At the same time, Dickson Gould, president of The Progressive Group of Companies, says he doesn’t expect to see the same spiraling crash in isowean prices that was so alarming back in 2020.
Recent weeks have also seen a 2020-esque surge of interest in breaking down interprovincial trade barriers and support for local food systems.
In an article posted by CBC Feb. 6, Canada West Foundation CEO Gary Mar noted more interest in tearing down those barriers now than he’s seen in decades.
Another CBC article quoted federal Transport and Internal Trade Minister Anita Anand as saying that interprovincial trade barriers could be eliminated in the next month.
History proves that it won’t be that easy.
Meat, except from federally inspected abattoirs, is one commodity that has stayed stubbornly within provincial borders, despite the occasional push to harmonize regulations so smaller facilities could build their domestic market reach.
In May 2020, in an effort to ease strain on the value chain, the Canadian Food Inspection Agency put in a temporary exception that let meat from provincially inspected abattoirs cross provincial lines. The implementation, however, sparked questions. Then Manitoba Agriculture Minister Blaine Pedersen called it a “stop-gap,” noting the opacity of the process.
The same CBC article that noted the surge in interprovincial trade barrier discussion also noted that it’s not a new fight but, despite deals like the New West Trade Partnership between B.C. and the Prairie provinces, the issue hasn’t seen a lot of movement.
Manitoba Premier Wab Kinew was recently asked about interprovincial trade at Manitoba Ag Days earlier this year. His response was that, while internal trade is part of their strategy, “Manitoba is a leader there.
“So, you know, for us to see the benefits of internal trade, it would really be for a lot of the other provinces, I think, to do some work to address some of those trade barriers.”
If the work needs to be done, it’s hard to imagine a better time.
Likewise, with tariffs psychologically linked to Canadian sovereignty thanks to U.S. President Donald Trump’s “51st state” rhetoric, pleas from politicians and consumers alike to “buy local” are landing.
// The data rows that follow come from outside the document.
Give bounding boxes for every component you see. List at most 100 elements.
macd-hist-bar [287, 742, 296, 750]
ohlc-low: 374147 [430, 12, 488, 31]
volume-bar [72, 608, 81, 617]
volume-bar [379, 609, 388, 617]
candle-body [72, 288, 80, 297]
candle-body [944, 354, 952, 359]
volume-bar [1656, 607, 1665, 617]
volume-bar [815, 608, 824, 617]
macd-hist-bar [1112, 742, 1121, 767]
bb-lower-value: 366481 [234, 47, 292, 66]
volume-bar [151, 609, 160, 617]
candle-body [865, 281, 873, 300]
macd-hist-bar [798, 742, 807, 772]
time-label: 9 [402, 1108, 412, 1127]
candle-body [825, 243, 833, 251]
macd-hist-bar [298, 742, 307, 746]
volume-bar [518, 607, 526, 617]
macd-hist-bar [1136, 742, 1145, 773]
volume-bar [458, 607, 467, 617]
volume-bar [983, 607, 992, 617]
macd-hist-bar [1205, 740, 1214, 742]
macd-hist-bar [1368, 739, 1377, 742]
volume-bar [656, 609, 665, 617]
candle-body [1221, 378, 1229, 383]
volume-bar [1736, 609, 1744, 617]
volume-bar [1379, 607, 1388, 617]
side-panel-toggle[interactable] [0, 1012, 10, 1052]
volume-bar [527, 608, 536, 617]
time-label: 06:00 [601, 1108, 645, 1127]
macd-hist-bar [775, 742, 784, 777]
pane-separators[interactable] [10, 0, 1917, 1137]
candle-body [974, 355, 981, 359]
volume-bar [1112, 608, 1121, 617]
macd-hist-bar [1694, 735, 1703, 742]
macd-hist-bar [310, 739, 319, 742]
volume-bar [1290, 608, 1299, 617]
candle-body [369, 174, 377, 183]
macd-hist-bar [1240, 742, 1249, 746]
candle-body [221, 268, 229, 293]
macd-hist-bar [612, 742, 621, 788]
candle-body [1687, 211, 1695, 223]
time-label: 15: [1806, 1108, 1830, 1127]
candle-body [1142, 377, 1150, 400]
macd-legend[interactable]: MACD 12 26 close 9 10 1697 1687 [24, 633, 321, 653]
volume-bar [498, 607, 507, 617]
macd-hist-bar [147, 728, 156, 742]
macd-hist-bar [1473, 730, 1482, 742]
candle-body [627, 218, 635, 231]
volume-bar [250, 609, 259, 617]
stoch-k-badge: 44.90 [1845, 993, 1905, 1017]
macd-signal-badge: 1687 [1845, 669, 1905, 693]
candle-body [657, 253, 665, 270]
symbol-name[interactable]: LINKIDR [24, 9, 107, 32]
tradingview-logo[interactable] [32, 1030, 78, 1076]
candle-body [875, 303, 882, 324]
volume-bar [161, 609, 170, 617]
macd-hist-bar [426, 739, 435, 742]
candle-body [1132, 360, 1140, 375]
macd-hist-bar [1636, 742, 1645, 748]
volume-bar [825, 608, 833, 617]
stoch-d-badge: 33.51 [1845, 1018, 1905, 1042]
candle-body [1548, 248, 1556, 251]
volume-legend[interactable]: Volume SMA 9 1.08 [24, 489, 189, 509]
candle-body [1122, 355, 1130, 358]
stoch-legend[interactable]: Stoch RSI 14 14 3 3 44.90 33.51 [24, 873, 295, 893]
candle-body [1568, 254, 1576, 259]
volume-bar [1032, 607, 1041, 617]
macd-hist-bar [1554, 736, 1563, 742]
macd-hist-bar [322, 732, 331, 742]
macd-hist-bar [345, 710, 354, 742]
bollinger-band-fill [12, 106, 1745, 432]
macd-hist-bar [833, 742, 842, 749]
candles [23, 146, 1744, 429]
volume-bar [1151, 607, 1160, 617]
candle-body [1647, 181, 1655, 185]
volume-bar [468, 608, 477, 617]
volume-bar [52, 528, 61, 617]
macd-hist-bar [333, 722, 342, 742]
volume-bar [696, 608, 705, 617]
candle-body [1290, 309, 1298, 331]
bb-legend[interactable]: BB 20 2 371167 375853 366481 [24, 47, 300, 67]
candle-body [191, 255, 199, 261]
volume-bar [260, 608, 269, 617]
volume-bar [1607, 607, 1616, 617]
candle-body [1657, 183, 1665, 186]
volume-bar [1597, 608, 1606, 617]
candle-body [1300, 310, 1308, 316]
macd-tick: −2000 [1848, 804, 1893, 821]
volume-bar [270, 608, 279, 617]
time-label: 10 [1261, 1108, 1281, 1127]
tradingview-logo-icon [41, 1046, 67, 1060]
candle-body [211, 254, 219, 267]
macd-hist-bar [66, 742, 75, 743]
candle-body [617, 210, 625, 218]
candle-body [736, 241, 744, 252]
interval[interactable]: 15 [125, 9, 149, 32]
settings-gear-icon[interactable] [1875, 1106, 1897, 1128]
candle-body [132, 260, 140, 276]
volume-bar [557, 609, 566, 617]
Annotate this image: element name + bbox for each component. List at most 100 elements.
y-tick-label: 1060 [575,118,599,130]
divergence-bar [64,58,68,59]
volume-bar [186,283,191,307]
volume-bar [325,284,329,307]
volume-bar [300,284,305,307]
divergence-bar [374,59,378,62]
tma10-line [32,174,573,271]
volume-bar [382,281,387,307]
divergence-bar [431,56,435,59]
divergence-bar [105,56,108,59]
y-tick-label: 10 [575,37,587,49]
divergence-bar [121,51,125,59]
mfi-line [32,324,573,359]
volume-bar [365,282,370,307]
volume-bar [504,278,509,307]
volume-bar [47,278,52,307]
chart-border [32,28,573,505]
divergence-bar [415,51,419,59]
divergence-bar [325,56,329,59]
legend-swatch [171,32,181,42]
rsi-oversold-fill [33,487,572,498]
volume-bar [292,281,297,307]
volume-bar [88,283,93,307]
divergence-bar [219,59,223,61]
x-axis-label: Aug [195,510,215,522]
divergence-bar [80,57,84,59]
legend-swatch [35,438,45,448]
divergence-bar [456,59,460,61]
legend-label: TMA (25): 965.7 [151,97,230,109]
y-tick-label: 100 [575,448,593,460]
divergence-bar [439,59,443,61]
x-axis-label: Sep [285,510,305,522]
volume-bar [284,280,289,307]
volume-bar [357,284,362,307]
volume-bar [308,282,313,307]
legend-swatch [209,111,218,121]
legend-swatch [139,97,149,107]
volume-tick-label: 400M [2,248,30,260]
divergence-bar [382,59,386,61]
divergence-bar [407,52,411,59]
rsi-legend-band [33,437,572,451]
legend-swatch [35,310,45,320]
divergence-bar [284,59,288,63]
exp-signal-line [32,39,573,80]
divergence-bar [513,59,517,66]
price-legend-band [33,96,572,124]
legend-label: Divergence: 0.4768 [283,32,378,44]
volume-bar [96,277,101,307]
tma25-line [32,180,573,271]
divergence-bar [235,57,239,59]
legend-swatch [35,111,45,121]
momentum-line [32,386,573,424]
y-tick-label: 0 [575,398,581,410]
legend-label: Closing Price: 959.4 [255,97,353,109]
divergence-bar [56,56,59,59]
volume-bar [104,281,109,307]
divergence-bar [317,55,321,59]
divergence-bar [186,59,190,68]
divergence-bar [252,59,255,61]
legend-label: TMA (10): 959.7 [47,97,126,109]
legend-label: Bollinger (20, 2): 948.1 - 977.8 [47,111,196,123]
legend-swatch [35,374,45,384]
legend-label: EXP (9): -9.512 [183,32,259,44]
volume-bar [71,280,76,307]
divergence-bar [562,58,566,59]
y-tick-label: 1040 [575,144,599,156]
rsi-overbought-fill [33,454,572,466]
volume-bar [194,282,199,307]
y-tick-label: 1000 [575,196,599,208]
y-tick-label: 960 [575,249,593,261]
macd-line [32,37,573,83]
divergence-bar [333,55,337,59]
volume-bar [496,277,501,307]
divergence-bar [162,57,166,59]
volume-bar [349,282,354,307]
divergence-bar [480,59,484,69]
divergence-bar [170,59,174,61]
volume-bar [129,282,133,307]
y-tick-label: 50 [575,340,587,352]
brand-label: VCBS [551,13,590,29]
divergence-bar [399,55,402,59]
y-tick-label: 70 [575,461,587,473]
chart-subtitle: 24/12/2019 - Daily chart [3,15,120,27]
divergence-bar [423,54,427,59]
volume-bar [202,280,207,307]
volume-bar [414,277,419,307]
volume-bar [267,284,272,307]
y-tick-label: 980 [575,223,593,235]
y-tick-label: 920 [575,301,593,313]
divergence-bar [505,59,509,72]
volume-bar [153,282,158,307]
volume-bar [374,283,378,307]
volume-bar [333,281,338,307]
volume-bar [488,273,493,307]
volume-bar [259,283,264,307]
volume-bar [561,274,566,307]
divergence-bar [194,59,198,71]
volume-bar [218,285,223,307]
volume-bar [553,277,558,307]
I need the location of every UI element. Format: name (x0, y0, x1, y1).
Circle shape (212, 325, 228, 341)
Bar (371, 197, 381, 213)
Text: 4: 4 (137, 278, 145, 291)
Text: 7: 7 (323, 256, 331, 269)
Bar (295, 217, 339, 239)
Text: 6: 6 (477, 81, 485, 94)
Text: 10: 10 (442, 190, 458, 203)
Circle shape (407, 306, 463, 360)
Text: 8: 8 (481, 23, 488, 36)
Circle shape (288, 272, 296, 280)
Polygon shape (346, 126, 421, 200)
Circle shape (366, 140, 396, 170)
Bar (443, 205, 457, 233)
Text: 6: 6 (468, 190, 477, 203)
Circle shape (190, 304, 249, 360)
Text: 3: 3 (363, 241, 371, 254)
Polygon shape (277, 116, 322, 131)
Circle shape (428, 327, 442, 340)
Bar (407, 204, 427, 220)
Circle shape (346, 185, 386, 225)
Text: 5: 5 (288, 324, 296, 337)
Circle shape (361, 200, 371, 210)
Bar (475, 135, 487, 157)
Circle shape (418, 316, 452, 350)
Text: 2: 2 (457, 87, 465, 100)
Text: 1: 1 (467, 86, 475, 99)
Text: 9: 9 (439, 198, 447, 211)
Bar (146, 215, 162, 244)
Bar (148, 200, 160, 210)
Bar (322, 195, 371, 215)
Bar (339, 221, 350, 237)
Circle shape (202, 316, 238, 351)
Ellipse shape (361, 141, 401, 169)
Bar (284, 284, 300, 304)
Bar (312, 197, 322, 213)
It’s another echo from the pandemic years. Local food manufacturers and direct marketing farms clocked more interest in their wares during that time. With more eyes on the farm and Canadian agribusinesses once again, there should be easy opportunity to invest in local and domestic food systems.
The crux will be making sure that growth sticks past the latest crisis, rather than sliding back into the status quo.
There will be no getting away from some level economic hurt if the U.S. makes good on its tariff threats, but giving Canadian industries every possible inch of alternative market, both local and regional, can only help damage control. It would also remove historic barriers that have long been a thorn in the side of domestic growth, but that have previously been sidelined by the huge pipeline that was U.S. trade.